İKD üyesi eğitimciler yeni müfredatı değerlendirdi

İlerici Kadınlar Derneği (İKD) üyesi eğitimciler Aydan Güner ve Ela Basa ile MEB’in açıkladığı yeni müfredatı değerlendi. AKP’nin eğitimde şeriat esaslarını hayata geçirme hedefi kapsamında, her müfredatın başına ‘değerler eğitimi’nin girdiği, evrim teorisinin çıkarıldığı, ‘cihat’ kavramının girdiği müfredat, laikliğe ve pedagoji bilimine aykırılığı ile bilimi ve aklı dışlayan yönleri ile büyük tepki çekmişti. İKD üyesi... View Article

İKD üyesi eğitimciler yeni müfredatı değerlendirdi

İlerici Kadınlar Derneği (İKD) üyesi eğitimciler Aydan Güner ve Ela Basa ile MEB’in açıkladığı yeni müfredatı değerlendi.

AKP’nin eğitimde şeriat esaslarını hayata geçirme hedefi kapsamında, her müfredatın başına ‘değerler eğitimi’nin girdiği, evrim teorisinin çıkarıldığı, ‘cihat’ kavramının girdiği müfredat, laikliğe ve pedagoji bilimine aykırılığı ile bilimi ve aklı dışlayan yönleri ile büyük tepki çekmişti.

İKD üyesi eğitimciler Ela Basa ve Aydan Güner, AKP’nin iktidara geldiğinden beri sürekli eğitim sistemine müdahale etmesinin temel dayanağını, son büyük müfredat saldırısı başlığı altında masaya yatırdı:

AKP’nin iktidara geldiğinden beri sürekli eğitim sistemine müdahale etmesinin temel dayanağını irdeleyelim.

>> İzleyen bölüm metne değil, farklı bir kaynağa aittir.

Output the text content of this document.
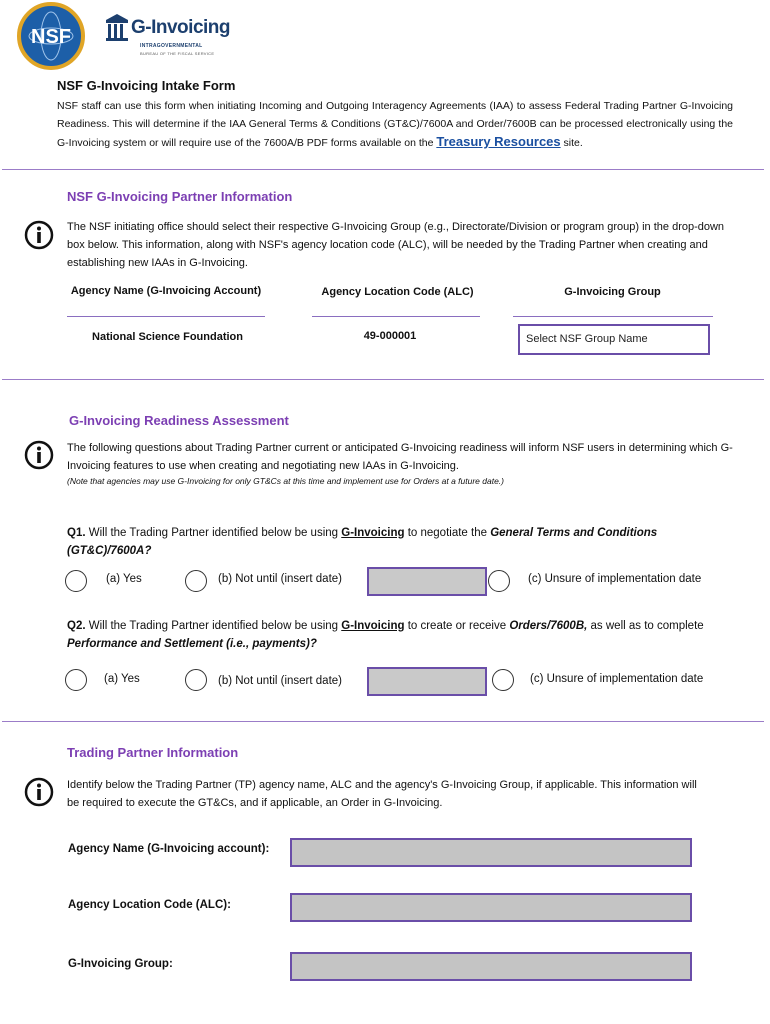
NSF	G-Invoicing
INTRAGOVERNMENTAL
BUREAU OF THE FISCAL SERVICE
NSF G-Invoicing Intake Form
NSF staff can use this form when initiating Incoming and Outgoing Interagency Agreements (IAA) to assess Federal Trading Partner G-Invoicing Readiness. This will determine if the IAA General Terms & Conditions (GT&C)/7600A and Order/7600B can be processed electronically using the G-Invoicing system or will require use of the 7600A/B PDF forms available on the Treasury Resources site.
NSF G-Invoicing Partner Information
The NSF initiating office should select their respective G-Invoicing Group (e.g., Directorate/Division or program group) in the drop-down box below. This information, along with NSF's agency location code (ALC), will be needed by the Trading Partner when creating and establishing new IAAs in G-Invoicing.
Agency Name (G-Invoicing Account)	Agency Location Code (ALC)	G-Invoicing Group
National Science Foundation	49-000001	Select NSF Group Name
G-Invoicing Readiness Assessment
The following questions about Trading Partner current or anticipated G-Invoicing readiness will inform NSF users in determining which G-Invoicing features to use when creating and negotiating new IAAs in G-Invoicing.
(Note that agencies may use G-Invoicing for only GT&Cs at this time and implement use for Orders at a future date.)
Q1. Will the Trading Partner identified below be using G-Invoicing to negotiate the General Terms and Conditions (GT&C)/7600A?
(a) Yes	(b) Not until (insert date)	(c) Unsure of implementation date
Q2. Will the Trading Partner identified below be using G-Invoicing to create or receive Orders/7600B, as well as to complete Performance and Settlement (i.e., payments)?
(a) Yes	(b) Not until (insert date)	(c) Unsure of implementation date
Trading Partner Information
Identify below the Trading Partner (TP) agency name, ALC and the agency's G-Invoicing Group, if applicable. This information will be required to execute the GT&Cs, and if applicable, an Order in G-Invoicing.
Agency Name (G-Invoicing account):
Agency Location Code (ALC):
G-Invoicing Group:
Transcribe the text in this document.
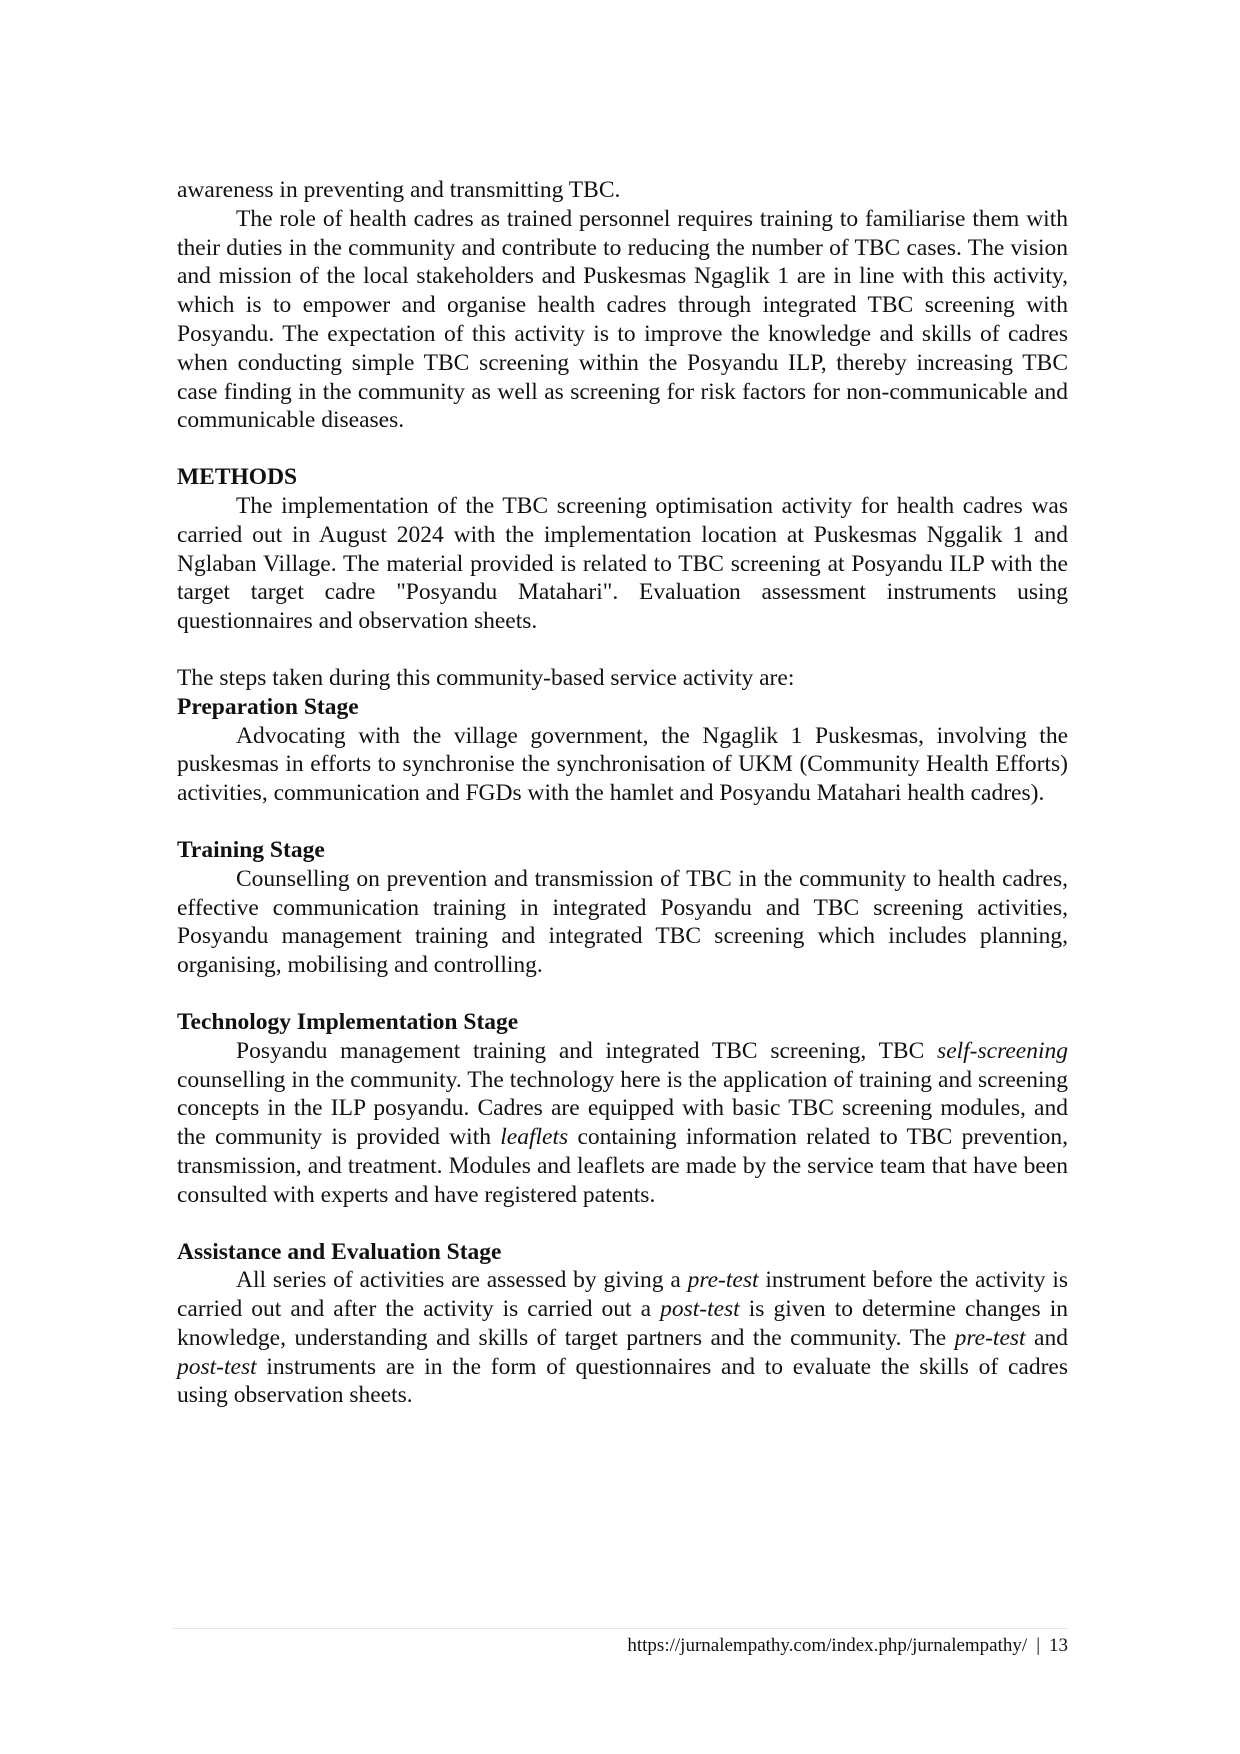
awareness in preventing and transmitting TBC.

The role of health cadres as trained personnel requires training to familiarise them with their duties in the community and contribute to reducing the number of TBC cases. The vision and mission of the local stakeholders and Puskesmas Ngaglik 1 are in line with this activity, which is to empower and organise health cadres through integrated TBC screening with Posyandu. The expectation of this activity is to improve the knowledge and skills of cadres when conducting simple TBC screening within the Posyandu ILP, thereby increasing TBC case finding in the community as well as screening for risk factors for non-communicable and communicable diseases.

METHODS

The implementation of the TBC screening optimisation activity for health cadres was carried out in August 2024 with the implementation location at Puskesmas Nggalik 1 and Nglaban Village. The material provided is related to TBC screening at Posyandu ILP with the target target cadre "Posyandu Matahari". Evaluation assessment instruments using questionnaires and observation sheets.

The steps taken during this community-based service activity are:

Preparation Stage

Advocating with the village government, the Ngaglik 1 Puskesmas, involving the puskesmas in efforts to synchronise the synchronisation of UKM (Community Health Efforts) activities, communication and FGDs with the hamlet and Posyandu Matahari health cadres).

Training Stage

Counselling on prevention and transmission of TBC in the community to health cadres, effective communication training in integrated Posyandu and TBC screening activities, Posyandu management training and integrated TBC screening which includes planning, organising, mobilising and controlling.

Technology Implementation Stage

Posyandu management training and integrated TBC screening, TBC self-screening counselling in the community. The technology here is the application of training and screening concepts in the ILP posyandu. Cadres are equipped with basic TBC screening modules, and the community is provided with leaflets containing information related to TBC prevention, transmission, and treatment. Modules and leaflets are made by the service team that have been consulted with experts and have registered patents.

Assistance and Evaluation Stage

All series of activities are assessed by giving a pre-test instrument before the activity is carried out and after the activity is carried out a post-test is given to determine changes in knowledge, understanding and skills of target partners and the community. The pre-test and post-test instruments are in the form of questionnaires and to evaluate the skills of cadres using observation sheets.

https://jurnalempathy.com/index.php/jurnalempathy/ | 13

Aydan Güner: Tarih boyunca eğitim, egemen sınıf ideolojisinin yeniden üretiminin ve topluma yayılmasının, kabul ettirilmesinin bir aracı olarak işlev görmüştür. İktidardaki güç, kendi konumunu koruyabilmek ve bireyleri üretim ilişkilerine uygun olarak yetiştirmek için eğitimi kendi çıkarları doğrultusunda kullanmıştır. Bu bağlamda eğitim, iktidarın ideolojik araçlarından biridir. Devletin bütün ideolojik argümanları eğitim sisteminin içeriğine yansıtılır. Bu bağlamda daha önce müfredatta daha bilimsel içerik ve laiklik kavramları yoğun yer alırken, AKP’nin iktidara gelmesi ile birlikte müfredat baştan aşağı gerici argümanlarla doldurulmuştur. Bu gerici müfredatta konuların anlanması değil ezberlenmesi istenir. Araştıran ve sorgulayan, eleştiren ve doğru bildiğini sonuna kadar savunan zihinler bu eğitim anlayışıyla asla bağdaşmaz. Onun istediği kendisinin doğru dediğine doğru diyecek, yanlış dediğine yanlış diyecek, kısacası egemen ideolojiyi tartışmasız kabul etmeye yatkın, pasifleşmiş ve edilgen hale gelmiş bireylerdir. Konuya bu açıdan yaklaştığımız zaman AKP’nin iktidara geldiği günden beri sürekli eğitim sistemiyle ilgili değişiklikler yapmasını, yerleştirmeye çalıştığı sistemin kindar ve dindar nesillerini oluşturmak için attığı doğal adımlar olarak görmek gerekir. Bu amaçla hareket ederken 4+4+4  eğitim sistemine geçişle birlikte çocukların 5,5 yaşında okula başlaması sağlanarak pedagojik olarak hazır bulunmayan bu çocuklarımızı biz öğretmenlerin sınıfta 40 dakika boyunca tutması beklemiş ve ciddi uyum sıkıntıları yaşanmıştır. Devam eden süreçte yeni okul açmak yerine var olan okulların büyük bir kısmı İmam Hatip Ortaokulları ve Liselerine dönüştürülmüş, insanlar bu okullara gitmeye mecbur bırakılmıştır.  Bununla da yetinmeyip öncesinde fazlaca Din Kültürü ve Ahlak Bilgisi öğretmeni atayarak zorunlu-seçmeli ders olarak bütün okullardaki öğrencilere Arapça, Hz. Muhammed’in Hayatı, Kur’an-ı Kerim gibi dini içerikli dersler dayatılmıştır.  Son müfredat değişikliği ile de cihad kavramının ders programlarında yer alması, evrim teorisinin biyoloji ders programlarından çıkarılması gibi radikal değişiklikler ile bugüne kadar yapılan müdahaleleri daha da pekiştirmiş ve zirveye çıkarmıştır.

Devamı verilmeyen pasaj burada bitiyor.